The Crazy Ex

It can be hard to be sober and feel like you fit in with everyone else. Especially if it is new to you. You feel like a freak, the person at the table or the party or in the room everyone is talking about. Maybe you are, maybe nobody really could care less if you have a drink or not. It’s hard letting go of the world revolving around you and realizing there are other people around that might be of some interest. Being an addict can make a person so narcissistic.

When it’s all new and you have just given up drinking that’s all you can think about. Am I right? It seems like that’s all you see everywhere. Everyone on TV is drinking excessively, every commercial is for beer or liquor, everywhere you go to eat everyone in the restaurant is drinking except for YOU!! Obviously that’s not the case it’s just all your thinking about. Now granted, alcohol is everywhere. It has really become a staple in our society. I won’t be surprised when they place it on the food pyramid. When you see a commercial for a subscription to wine you should drink while watching investigative shows on the ID channel I’m thinking, what the world, score one for the winery who partnered with ID. If I was still drinking I would have jumped right on that bandwagon and had my subscription on rush. That would be just another way for me to justify that “I’m drinking with a purpose.”

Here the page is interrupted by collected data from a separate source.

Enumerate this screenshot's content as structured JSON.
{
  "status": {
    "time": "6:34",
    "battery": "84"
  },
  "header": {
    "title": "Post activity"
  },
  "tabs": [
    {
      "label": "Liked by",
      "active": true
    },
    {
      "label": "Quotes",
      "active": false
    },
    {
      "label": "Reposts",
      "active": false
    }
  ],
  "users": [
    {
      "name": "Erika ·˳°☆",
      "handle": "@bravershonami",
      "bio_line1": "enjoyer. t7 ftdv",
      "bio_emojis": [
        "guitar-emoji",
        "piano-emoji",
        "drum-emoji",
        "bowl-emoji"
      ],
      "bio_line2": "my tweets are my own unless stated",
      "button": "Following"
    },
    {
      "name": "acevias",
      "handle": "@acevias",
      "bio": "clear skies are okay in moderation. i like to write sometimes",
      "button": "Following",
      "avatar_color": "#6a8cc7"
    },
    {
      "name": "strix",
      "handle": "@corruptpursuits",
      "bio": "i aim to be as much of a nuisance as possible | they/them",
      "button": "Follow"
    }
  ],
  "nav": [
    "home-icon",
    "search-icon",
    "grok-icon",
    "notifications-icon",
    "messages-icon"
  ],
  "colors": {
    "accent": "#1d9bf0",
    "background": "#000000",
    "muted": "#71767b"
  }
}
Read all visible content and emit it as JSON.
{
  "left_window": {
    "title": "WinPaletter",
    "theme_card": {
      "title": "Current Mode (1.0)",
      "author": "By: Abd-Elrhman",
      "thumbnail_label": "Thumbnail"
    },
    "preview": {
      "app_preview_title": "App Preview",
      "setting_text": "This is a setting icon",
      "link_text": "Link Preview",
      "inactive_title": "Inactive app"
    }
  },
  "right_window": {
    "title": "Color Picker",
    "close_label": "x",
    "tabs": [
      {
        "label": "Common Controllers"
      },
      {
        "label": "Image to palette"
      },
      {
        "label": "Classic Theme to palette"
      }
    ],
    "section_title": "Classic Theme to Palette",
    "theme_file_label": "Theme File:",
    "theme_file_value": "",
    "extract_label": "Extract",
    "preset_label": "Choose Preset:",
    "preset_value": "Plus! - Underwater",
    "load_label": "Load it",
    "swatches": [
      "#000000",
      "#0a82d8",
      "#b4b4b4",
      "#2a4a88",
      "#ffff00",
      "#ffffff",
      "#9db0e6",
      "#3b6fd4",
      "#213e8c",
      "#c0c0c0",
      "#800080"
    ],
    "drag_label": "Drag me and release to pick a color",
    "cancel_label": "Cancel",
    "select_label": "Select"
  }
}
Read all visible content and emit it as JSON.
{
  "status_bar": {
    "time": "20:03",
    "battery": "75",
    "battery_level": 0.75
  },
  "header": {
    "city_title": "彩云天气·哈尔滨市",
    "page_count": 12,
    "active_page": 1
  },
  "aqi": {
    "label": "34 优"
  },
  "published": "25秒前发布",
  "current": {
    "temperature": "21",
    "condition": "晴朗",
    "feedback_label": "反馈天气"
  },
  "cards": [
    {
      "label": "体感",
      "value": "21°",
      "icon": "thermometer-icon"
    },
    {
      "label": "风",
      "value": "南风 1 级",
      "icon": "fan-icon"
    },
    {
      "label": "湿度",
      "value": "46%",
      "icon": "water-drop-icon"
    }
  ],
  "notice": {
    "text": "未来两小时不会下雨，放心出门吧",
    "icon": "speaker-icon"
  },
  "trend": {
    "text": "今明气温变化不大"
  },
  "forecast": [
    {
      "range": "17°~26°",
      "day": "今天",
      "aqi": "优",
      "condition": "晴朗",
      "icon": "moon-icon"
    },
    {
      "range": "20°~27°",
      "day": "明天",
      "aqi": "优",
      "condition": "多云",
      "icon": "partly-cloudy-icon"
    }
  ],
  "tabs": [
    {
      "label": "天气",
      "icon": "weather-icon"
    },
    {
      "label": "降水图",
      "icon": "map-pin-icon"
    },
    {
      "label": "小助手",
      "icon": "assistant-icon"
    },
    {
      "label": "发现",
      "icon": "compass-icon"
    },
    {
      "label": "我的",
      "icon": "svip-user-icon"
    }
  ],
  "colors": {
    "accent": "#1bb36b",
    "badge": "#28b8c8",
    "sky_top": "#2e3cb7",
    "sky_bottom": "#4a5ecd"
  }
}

It’s hard though. You don’t feel like you quite fit in with the people you were hanging out with and your not comfortable going to the places you were going. You may have to change your whole circle of friends and find new places to go. If all your friends do is go out and drink well, that’s not on your agenda anymore. If you only hung out at bars or went to places where you did nothing but drink well, here’s your sign. The friends that understand will go along for the ride and discover these new places with you and respect the safe places that you create for yourself. The friends that don’t will slowly fall off and you’ll realize you never really were that close to begin with. This really is just a process. A life process. Does it get easier? Yes it does. Does the feeling for a drink ever go away? I don’t know? I’m coming up on 2 years and I still have the urge to drink. It’s not as strong but I Do.

I bring these feelings up because I went to a wedding yesterday. It was beautiful. The ceremony was very intimate and meaningful and I cried from the moment the minister started talking until the time he said you may kiss the bride because that’s what I do. Then it was cocktail hour. We all jaunted over to the next building to grab a drink and some hors d’oeuvres. It was an open bar, beer and wine and water for those who were not drinking. I was waiting in line to get something to drink when I realized there was water available on the sides of the table as people were peeling off the front of the line two, three fisted with mostly beer. I think it’s just normal for my eye to follow all the beer flowing through the room. I immediately go back to, that was me. That’s what I would be doing. I wasn’t freaking out. I didn’t feel the need to tackle anyone outside and hide behind the bushes and down several bottles but it’s just the fact that I think about it. Now a wedding I went to over a year ago I did feel like that. I was completely miserable and I just should have stayed at home. You need to know where you are at mentally before you go to your first public outing. If you get there and you’re not ready, it’s ok. Go home. Home is your safe place and you don’t owe anyone out there anything. You can just politely excuse yourself. I’m not feeling well, I have an emergency, my dog bit my neighbor etc. You know things that could happen. So yesterday I had a good time. I laughed. I cried. I looked sometimes longingly at the beer going by as other people passed. I will tell you like this. The best thing someone ever said to me and it hit the nail on the head. My relationship with alcohol is like a relationship with an old boyfriend. We broke up. It was really, REALLY ugly. It took me a long time to get to this point and I’m doing good. I can go out and see him now but it still makes me want to go talk to him. Then I smack myself in the face and know if I even talk to him nothing good will happen and if I even say hi I will end up in a few hours riding the beautiful swan that is so gracefully gliding across the pond behind this beautiful wedding. So I choose to leave him alone.

Once I have these conversations in my head I can start to relax. I look at my husband and my son and know that it’s not even worth flirting with that no good trouble maker if I could possibly lose one of these two handsome men. I had some fun times and did and saw people do some really funny things when I was drinking and I can laugh about them. I had some really bad times and did some things I’m not so proud of when I was drinking. If there is even the remote possibility that I might do something contrary to my morals and beliefs or lose control of myself (like riding on a swan) alcohol and I don’t mix. If I have to drink to have fun then there’s something wrong with me on the inside. I think I like the new memories I’m creating. I can remember them the next day.